Prolog
Unbarmherzig fiel der Regen auf den kleinen Friedhof am Waldrand nieder und durchtränkte meine Kleidung. Der Klang der Regentropfen auf ihrem steinernen Grab hallten so unglaublich laut in meinem Kopf, das ich meine eigenen Gedanken kaum hörte. Es schien, als würde selbst der Himmel trauern.
Bereits vor Stunden war die Zeremonie beendet worden, doch noch immer konnte ich mich nicht von dem Grab meiner Schwester trennen. Konnte einfach nicht greifen, dass ich sie nie wieder sehen würde. Ich fühlte mich taub und eisige Kälte zerfraß mein Herz. Wie hatten wir nur glauben können uns in diesen Fall einmischen. Ich sah zum zweiten Grab, das auf meinen Wunsch direkt neben ihrem gebettet lag. Richy... in ihrer beiden letzten Lebensstunden hatten sie es geschafft, beisammen zu sein. Ja, er hatte das Feuer in der Mine selbst gelegt. Doch wie hatte er wissen sollen, dass sie auf dem Weg zu ihm war? Das sie alles versuchen würde, ihm ihre große Liebe aus dieser Hölle zu retten. Die beiden hatten es nicht geschafft, das Feuer hatte sich einfach zu schnell ausgebreitet und die uralten Stützbalken zerfressen, die das lose Geröll zusammenhielten.

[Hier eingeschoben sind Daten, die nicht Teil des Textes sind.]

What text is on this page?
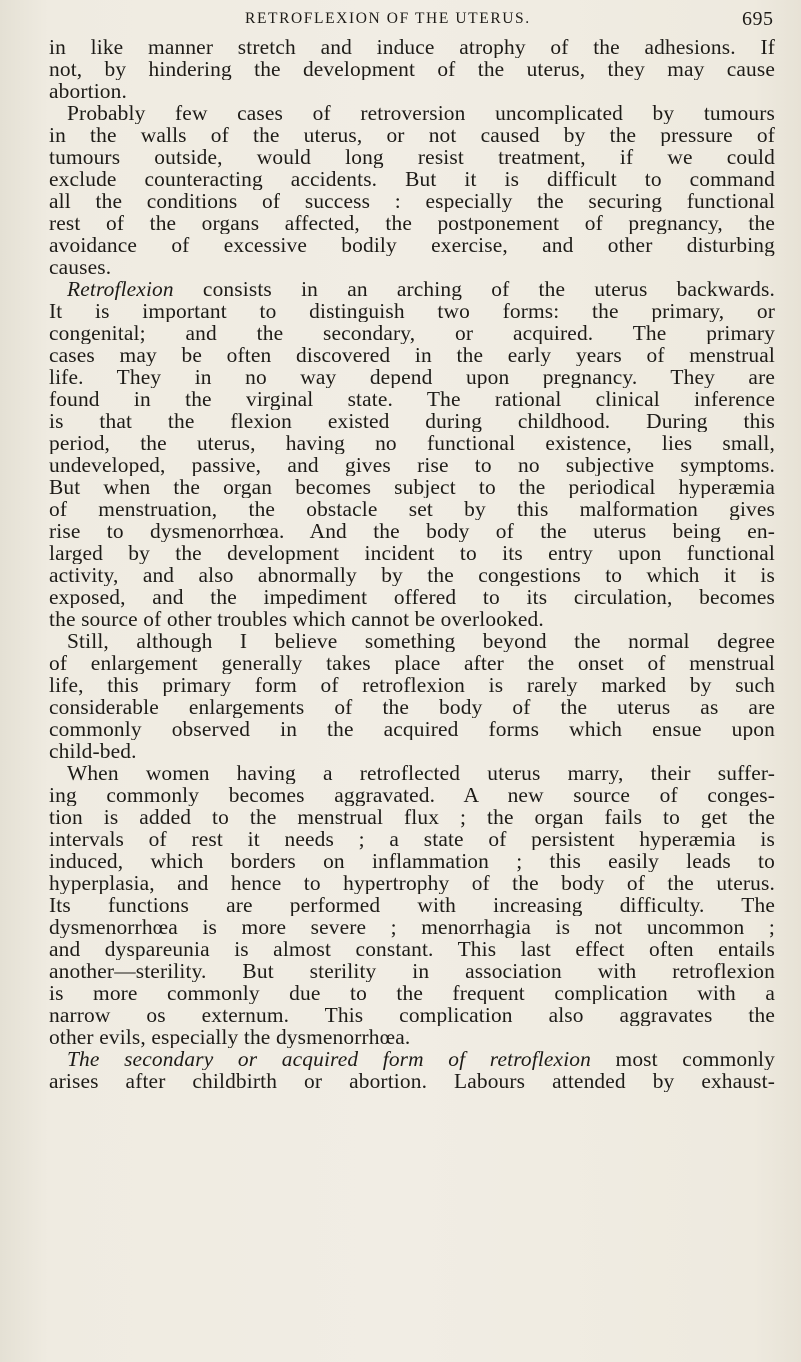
RETROFLEXION OF THE UTERUS.	695
in like manner stretch and induce atrophy of the adhesions. If
not, by hindering the development of the uterus, they may cause
abortion.
Probably few cases of retroversion uncomplicated by tumours
in the walls of the uterus, or not caused by the pressure of
tumours outside, would long resist treatment, if we could
exclude counteracting accidents. But it is difficult to command
all the conditions of success : especially the securing functional
rest of the organs affected, the postponement of pregnancy, the
avoidance of excessive bodily exercise, and other disturbing
causes.
Retroflexion consists in an arching of the uterus backwards.
It is important to distinguish two forms: the primary, or
congenital; and the secondary, or acquired. The primary
cases may be often discovered in the early years of menstrual
life. They in no way depend upon pregnancy. They are
found in the virginal state. The rational clinical inference
is that the flexion existed during childhood. During this
period, the uterus, having no functional existence, lies small,
undeveloped, passive, and gives rise to no subjective symptoms.
But when the organ becomes subject to the periodical hyperæmia
of menstruation, the obstacle set by this malformation gives
rise to dysmenorrhœa. And the body of the uterus being en-
larged by the development incident to its entry upon functional
activity, and also abnormally by the congestions to which it is
exposed, and the impediment offered to its circulation, becomes
the source of other troubles which cannot be overlooked.
Still, although I believe something beyond the normal degree
of enlargement generally takes place after the onset of menstrual
life, this primary form of retroflexion is rarely marked by such
considerable enlargements of the body of the uterus as are
commonly observed in the acquired forms which ensue upon
child-bed.
When women having a retroflected uterus marry, their suffer-
ing commonly becomes aggravated. A new source of conges-
tion is added to the menstrual flux ; the organ fails to get the
intervals of rest it needs ; a state of persistent hyperæmia is
induced, which borders on inflammation ; this easily leads to
hyperplasia, and hence to hypertrophy of the body of the uterus.
Its functions are performed with increasing difficulty. The
dysmenorrhœa is more severe ; menorrhagia is not uncommon ;
and dyspareunia is almost constant. This last effect often entails
another—sterility. But sterility in association with retroflexion
is more commonly due to the frequent complication with a
narrow os externum. This complication also aggravates the
other evils, especially the dysmenorrhœa.
The secondary or acquired form of retroflexion most commonly
arises after childbirth or abortion. Labours attended by exhaust-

Auch wenn er die Ursache für alles zu sein schien, gab ich ihm keine Schuld, auch er hatte letztlich nur versucht, einer Freundin zu helfen. Auf seiner eigen verdrehten weise. Nichts von alle dem währe geschehen, wenn wir uns rausgehalten hätten. Wenn ER sich rausgehalten hätte! Ich war so dumm, so blind vor Liebe zu ihm gewesen. Hätte Jake sich nicht eingemischt, hätte es alles ein besseres Ende gefunden. Hätte er mich nicht immer weiter mit seinen Worten angetrieben ... wäre er nicht in jener Nacht ebenfalls da unten gewesen, wäre das FBI nicht aufgetaucht und hätten die Rettungsmaßnahmen behindert. Sie wäre vielleicht nie da unten gewesen oder die Feuerwehr hätte sie rechtzeitig erreicht.
Wäre Hannah nicht ein genauso feiges Stück gewesen wie ihr Bruder und hätte zugegeben, Jennifer überfahren zu haben. Es war alles Ihre schuld!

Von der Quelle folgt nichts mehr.